Is storing nuclear waste even a significant concern? The entirety of US nuclear power generation's waste can fit in a rectangle that is 20 feet high and the width and length of a football field. This is trivial in terms of volume of waste disposal. There's really not much difficulty in disposing this. Bury it in a site without groundwater.
Yes I've often maintained that we could just drill a hole in the middle of Australia and dump the worlds nuclear waste in it. Its the perfect spot, no ground water (if you make sure its west of the great artesian basin), geologically and politically stable, no one lives there for miles, and there's already a shit ton of radiation there anyway - thats where the Uranium comes from.
One problem would be transporting it, but again, solvable problems, we tanker oil around the world, so it can be done. The trouble is though political. No one wants all that nuclear waste in their back yard, even if no one ever uses the backyard.
Fukishima added to the problem - if the Japanese, whose engineering skill is the best in the world, have problems then what about the rest of the world? I see this as a very valid objection.
One of the problems I see in the popular mind is the idea that radiation is somehow unique and only occurs in nuclear reactors, and any of it appears somewhere then we're all dead. The coal industry makes sure no one finds out that the amount of radiation expelled by coal powered stations exceeds that produced by nuclear reactors https://www.scientificamerican.com/article/coal-ash-is-more-...
As you say the amount to be stored is pretty small, and could probably be dumped down a hole in an afternoon and home in time for tea
An anecdote - I went to a radiology clinic a while ago for a tour (writing some software) and we stopped by the room where they store the radioactive material, pretty low level stuff and all stored away. The manager taking me around said "This is where we store the radiocative stuff" looking at me and waiting for a reaction - a bit of fun I imagine he has - expecting me to run away and panic, but I have a physics degree so no drama - he was disappointed, and we laughed. But this is the public mind - radiation is scary stuff that causes mutations and kills you, so there's a real marketing problem. No doubt this has been pumped up by the oil and coal industry over the years.
My point remains: is there any actual safety concern with putting nuclear waste underground other than potential groundwater pollution if the containment casks get perforated (which can be avoided by not burying waste where there's groundwater)?
The only scenarios that people have presented in which nuclear waste could result in contamination are borderline absurd, like if humanity hypothetically loses all records of where waste is buried along with knowledge of what radiation is and some future civilization might dig up the waste canisters and crack them open.

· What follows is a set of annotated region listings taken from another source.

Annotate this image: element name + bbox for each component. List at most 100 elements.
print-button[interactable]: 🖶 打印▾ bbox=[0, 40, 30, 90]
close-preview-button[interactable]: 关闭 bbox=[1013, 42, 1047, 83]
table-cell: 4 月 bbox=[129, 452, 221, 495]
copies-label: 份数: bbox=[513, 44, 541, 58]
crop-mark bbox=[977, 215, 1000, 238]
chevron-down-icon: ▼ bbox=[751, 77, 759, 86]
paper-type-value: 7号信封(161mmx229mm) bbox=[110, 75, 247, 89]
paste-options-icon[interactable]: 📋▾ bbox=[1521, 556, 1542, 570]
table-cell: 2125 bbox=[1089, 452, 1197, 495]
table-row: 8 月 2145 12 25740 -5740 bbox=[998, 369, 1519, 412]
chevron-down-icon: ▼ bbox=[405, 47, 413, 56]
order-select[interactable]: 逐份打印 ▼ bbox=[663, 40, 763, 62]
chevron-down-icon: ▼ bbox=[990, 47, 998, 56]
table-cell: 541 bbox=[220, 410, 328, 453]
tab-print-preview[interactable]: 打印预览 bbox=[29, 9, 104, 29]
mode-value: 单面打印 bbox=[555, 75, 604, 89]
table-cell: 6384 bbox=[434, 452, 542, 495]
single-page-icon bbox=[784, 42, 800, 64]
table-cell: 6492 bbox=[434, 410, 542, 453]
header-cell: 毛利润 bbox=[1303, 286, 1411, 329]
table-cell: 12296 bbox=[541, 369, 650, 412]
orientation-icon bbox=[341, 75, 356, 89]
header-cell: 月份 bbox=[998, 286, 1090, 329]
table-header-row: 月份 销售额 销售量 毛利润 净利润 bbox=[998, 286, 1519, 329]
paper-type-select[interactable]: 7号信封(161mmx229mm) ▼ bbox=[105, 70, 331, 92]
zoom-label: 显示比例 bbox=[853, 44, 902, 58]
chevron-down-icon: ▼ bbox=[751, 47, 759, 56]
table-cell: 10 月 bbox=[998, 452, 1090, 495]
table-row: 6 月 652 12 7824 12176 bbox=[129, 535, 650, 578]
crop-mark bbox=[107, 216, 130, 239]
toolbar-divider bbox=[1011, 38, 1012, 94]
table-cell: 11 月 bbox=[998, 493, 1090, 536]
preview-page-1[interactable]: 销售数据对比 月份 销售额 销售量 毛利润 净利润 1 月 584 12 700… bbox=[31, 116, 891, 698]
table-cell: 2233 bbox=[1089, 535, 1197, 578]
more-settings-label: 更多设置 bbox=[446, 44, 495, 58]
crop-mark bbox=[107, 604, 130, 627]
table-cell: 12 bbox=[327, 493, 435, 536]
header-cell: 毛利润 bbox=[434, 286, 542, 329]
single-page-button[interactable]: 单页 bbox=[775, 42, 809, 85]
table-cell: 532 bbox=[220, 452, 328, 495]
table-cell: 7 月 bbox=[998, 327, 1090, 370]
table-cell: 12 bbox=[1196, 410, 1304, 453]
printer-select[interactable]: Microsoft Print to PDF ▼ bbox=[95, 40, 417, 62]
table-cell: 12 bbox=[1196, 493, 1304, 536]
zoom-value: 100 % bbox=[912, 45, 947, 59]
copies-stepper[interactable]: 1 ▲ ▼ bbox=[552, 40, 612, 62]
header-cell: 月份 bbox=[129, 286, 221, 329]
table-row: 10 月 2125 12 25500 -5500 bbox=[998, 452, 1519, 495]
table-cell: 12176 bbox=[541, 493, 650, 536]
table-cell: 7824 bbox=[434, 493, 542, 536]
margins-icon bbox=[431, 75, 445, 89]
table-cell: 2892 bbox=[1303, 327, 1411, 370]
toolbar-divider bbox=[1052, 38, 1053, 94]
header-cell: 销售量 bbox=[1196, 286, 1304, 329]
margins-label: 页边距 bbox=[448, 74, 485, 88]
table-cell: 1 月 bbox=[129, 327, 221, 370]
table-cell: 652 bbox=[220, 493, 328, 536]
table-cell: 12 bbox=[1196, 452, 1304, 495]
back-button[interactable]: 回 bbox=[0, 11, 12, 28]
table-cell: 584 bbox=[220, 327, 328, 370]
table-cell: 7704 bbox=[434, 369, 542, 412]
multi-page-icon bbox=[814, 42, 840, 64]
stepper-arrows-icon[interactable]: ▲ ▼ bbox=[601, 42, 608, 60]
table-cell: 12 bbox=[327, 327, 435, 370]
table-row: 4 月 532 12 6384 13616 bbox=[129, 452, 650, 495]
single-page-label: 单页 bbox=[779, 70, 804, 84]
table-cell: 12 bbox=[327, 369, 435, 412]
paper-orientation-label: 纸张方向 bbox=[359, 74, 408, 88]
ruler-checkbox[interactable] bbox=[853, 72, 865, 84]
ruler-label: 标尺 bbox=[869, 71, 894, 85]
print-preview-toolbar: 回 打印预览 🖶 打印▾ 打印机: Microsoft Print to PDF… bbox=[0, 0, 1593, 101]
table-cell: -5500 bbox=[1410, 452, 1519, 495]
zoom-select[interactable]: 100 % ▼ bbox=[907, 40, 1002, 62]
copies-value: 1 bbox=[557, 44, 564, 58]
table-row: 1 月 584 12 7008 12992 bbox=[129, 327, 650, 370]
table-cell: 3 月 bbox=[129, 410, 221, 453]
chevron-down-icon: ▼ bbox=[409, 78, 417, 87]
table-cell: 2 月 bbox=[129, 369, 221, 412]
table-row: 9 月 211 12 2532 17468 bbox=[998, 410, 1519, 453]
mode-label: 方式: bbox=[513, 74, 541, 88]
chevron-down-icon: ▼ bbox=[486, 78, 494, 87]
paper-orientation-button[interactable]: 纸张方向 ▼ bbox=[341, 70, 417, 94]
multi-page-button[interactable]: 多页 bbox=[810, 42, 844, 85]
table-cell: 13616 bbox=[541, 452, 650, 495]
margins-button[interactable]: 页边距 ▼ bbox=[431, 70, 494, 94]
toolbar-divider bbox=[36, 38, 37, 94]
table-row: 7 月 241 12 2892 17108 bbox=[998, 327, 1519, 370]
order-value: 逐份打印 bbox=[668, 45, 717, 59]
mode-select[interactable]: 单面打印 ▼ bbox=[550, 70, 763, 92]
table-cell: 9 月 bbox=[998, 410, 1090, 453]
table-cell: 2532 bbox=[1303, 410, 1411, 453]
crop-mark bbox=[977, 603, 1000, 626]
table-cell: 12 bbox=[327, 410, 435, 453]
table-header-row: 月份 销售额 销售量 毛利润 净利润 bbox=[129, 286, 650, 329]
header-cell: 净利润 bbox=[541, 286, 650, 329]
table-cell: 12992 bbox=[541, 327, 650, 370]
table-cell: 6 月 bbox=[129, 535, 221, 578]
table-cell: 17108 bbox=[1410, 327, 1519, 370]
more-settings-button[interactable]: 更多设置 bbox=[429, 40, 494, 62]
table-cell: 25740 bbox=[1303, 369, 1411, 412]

Nothing in your link covers the safety or dangers of waste disposal beyond the vague statement that, "There is general agreement that placing spent nuclear fuel in repositories hundreds of meters below the surface would be safer than indefinite storage of spent fuel on the surface." That article is a couple paragraphs on waste containers, and a list of different countries' waste management schemes. It doesn't dig into any long term risk assessment.
It's not that trivial. It's hard to find places that are geologically stable over very long timeframes.
However, anti-nuclear activists deliberately focus too much on the problem of storing it indefinitely in the near term.
If we plan storage for tens of thousands of years, waiting out a few hundred years for economic and technological development is in order. The waste of tomorrow might be the fuel of the future.
The waste needs to be stable over the span of ~10,000 years. This is very short in terms of geological time frames. Yucca mountain isn't going to be pulled apart by continental drift any time in the next several million years.
> The waste needs to be stable over the span of ~10,000 years.
How did you arrive at that number? The waste is harmful for hundreds of thousands or even millions of years.
Like I said, I think the "indefinite storage" question is a red herring posed by anti-nuclear activism.
Perhaps a better question would be: How much we should be concerned about the inhabitants of this planet in 10,000 years when supposedly there's a mass extinction coming up in the next 100 years due to the energy needs of today and yesterday.
The waste itself is harmful, for eternity, simply by virtue of the fact that it is uranium. It's a toxic heavy metal, like lead, regardless of any radioactivity. The duration of the serious concern due to radiation is gone in roughly 10,000 years but if course the original enrichment and subsequent use of the fuel can have large impacts on this figure.
The reality is, nuclear waste should mostly be treated similarly to the toxic waste that is generates by other sectors of heavy industry.